Ontogeny recapitulates Phylogeny

The process of writing this text has been one of collaboration: in this sense, it hoped to reflect the concepts I have tried to address.

This collaboration came about quite naturally, as perhaps all infrastructures should: Gerrie van Noord and I are friends who have known each other for almost 15 years… and we talk. We share ideas like small gifts that we pass back-and-forth to each other, and each one removes or adds a new layer to that idea, like a mutant version of pass-the-parcel.

After the experience with the project (which I discuss in the rest of this blog) I had written a text, but I was stuck. My ideas and thoughts had been deposited ungainly, ugly and malformed. It was if it had been washed up from the dark ocean depths and left on the beach to die. I knew that it had a kernel of something within it – something that was important – but did not know how to carve around the dead bits to find that treasure. It sat on my desktop: an unformed, heavy and distracting thing. I had no idea what to do with it.
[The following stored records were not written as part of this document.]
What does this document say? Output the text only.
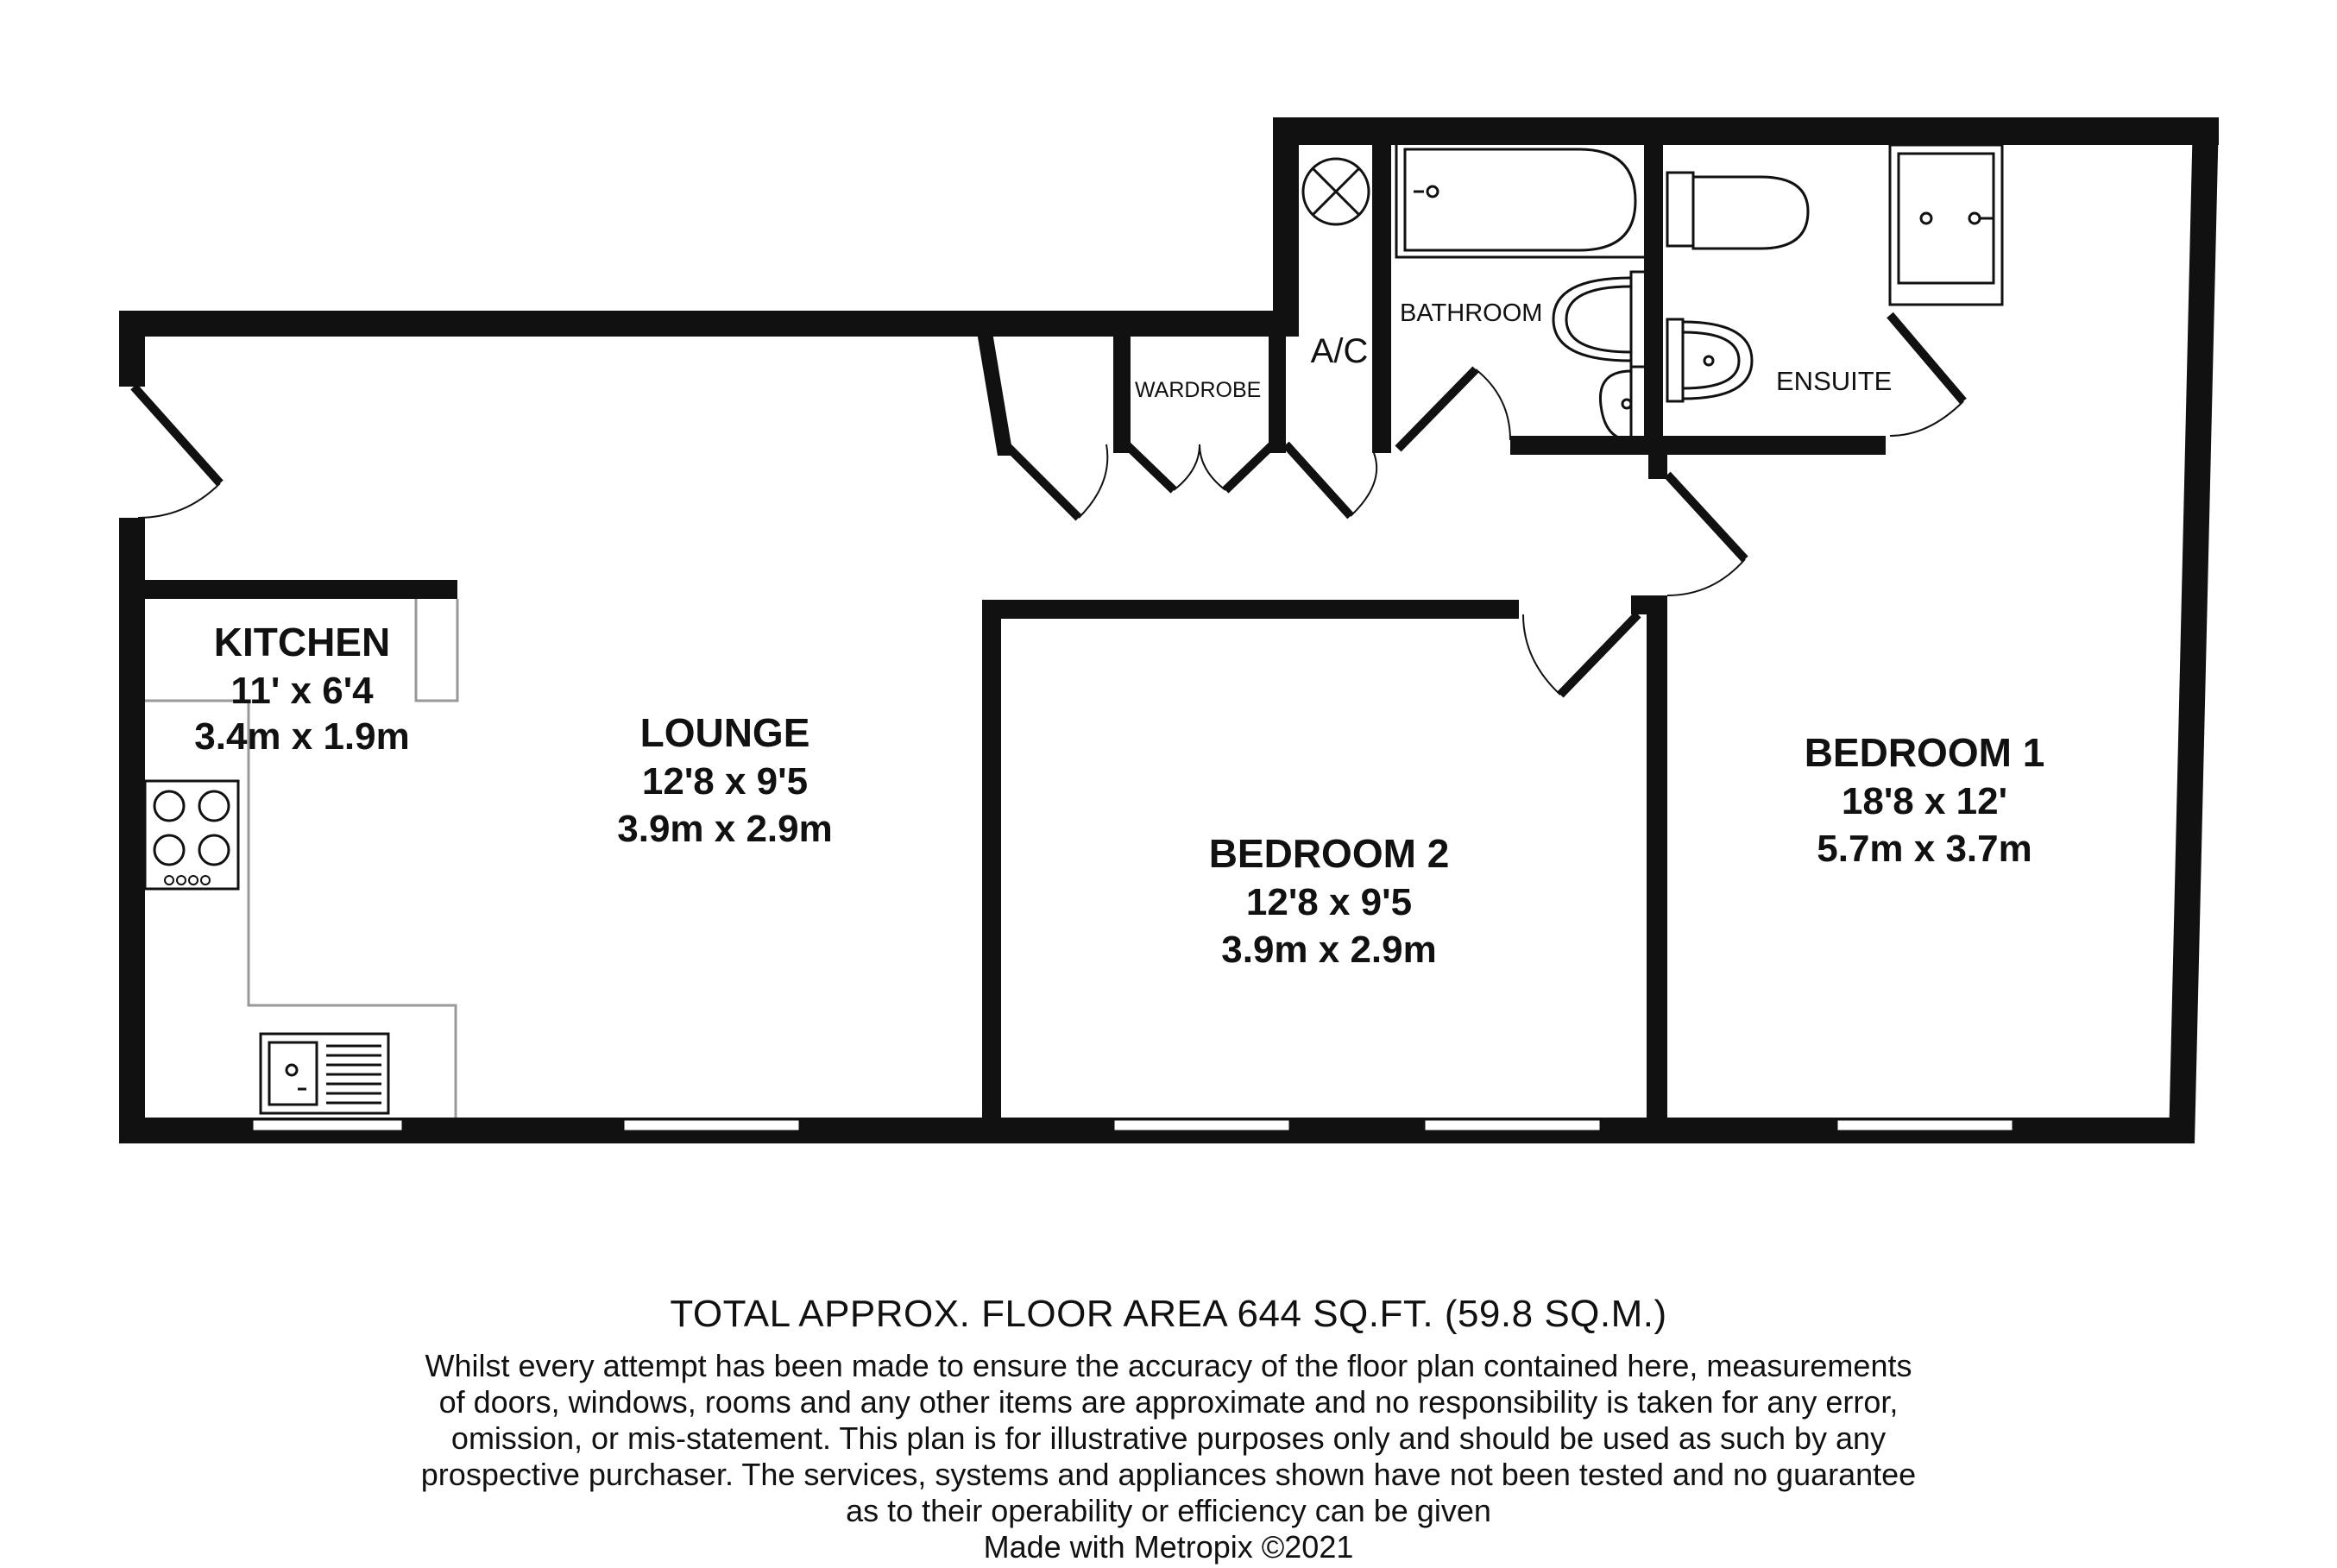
KITCHEN
11' x 6'4
3.4m x 1.9m	LOUNGE
12'8 x 9'5
3.9m x 2.9m
BEDROOM 2
12'8 x 9'5
3.9m x 2.9m
BEDROOM 1
18'8 x 12'
5.7m x 3.7m
WARDROBE
A/C
BATHROOM
ENSUITE
TOTAL APPROX. FLOOR AREA 644 SQ.FT. (59.8 SQ.M.)
Whilst every attempt has been made to ensure the accuracy of the floor plan contained here, measurements
of doors, windows, rooms and any other items are approximate and no responsibility is taken for any error,
omission, or mis-statement. This plan is for illustrative purposes only and should be used as such by any
prospective purchaser. The services, systems and appliances shown have not been tested and no guarantee
as to their operability or efficiency can be given
Made with Metropix ©2021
So I turned to Gerrie, and we begin a conversation. We passed the ideas of what it was, what it could be, how it might operate in the world. These back-and-forth dialogues (almost entirely over Skype) were the process through which we have whittled away at this text, and that took over a year. We pushed and pulled it, probing its edges, hammering at it with theory, and stabbing at it with scalpels, trying to ensure that its content, its shape and its form would ‘work’. Our digitally mediated dialogues have resulted in this digital blog: a published form that aims to use the tools available to mirror the topics discussed. As a result, the form has replicated the process.
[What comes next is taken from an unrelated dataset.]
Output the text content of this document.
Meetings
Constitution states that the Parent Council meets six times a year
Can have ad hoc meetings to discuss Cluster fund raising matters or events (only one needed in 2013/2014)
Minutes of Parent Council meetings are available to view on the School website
Fundamentally – as within the body of the text – we were exploring ‘infrastructure’: what should or could the form and frame of the text be, and how would that change how you interact with it?
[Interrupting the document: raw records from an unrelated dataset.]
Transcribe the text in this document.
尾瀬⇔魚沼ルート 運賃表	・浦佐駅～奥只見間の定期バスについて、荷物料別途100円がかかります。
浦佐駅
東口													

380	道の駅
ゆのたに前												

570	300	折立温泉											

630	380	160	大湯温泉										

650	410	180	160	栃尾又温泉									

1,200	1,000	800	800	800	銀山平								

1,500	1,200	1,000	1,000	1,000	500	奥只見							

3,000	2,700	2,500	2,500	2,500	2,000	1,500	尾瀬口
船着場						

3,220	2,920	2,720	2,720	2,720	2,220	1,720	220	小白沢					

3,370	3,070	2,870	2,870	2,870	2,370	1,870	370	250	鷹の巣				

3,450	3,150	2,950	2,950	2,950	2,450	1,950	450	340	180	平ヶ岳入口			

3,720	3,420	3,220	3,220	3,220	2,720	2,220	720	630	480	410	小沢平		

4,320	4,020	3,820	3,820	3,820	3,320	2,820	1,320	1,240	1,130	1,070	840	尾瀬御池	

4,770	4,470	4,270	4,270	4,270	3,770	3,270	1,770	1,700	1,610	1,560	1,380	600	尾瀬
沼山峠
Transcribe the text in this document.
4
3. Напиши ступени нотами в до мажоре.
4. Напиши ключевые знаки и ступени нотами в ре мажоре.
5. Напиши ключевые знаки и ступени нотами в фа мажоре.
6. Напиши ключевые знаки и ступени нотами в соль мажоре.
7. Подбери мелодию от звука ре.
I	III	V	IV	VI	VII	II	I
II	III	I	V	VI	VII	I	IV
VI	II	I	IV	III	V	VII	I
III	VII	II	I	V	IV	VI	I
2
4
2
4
As I explain in the introduction, you can read the text as it exists now in a linear way, or you can follow certain tags and subjects to focus on specific ideas. As I wrote in a very early version of the text: ‘It’s like an underground rail network, with different trains, railway paths and interchange stations, but all part of the same system.’ In this sense there are three layers of examined ‘infrastructure’ – or train lines – that intersect: the first being in the text itself; the second in the dialogic way that Gerrie and I developed it; and lastly in the way that you access it as a reader.

The hope is that in this form you can have a dialogue with the text in such a way that you also have agency to explore; to dig around and (hopefully) find your own treasure.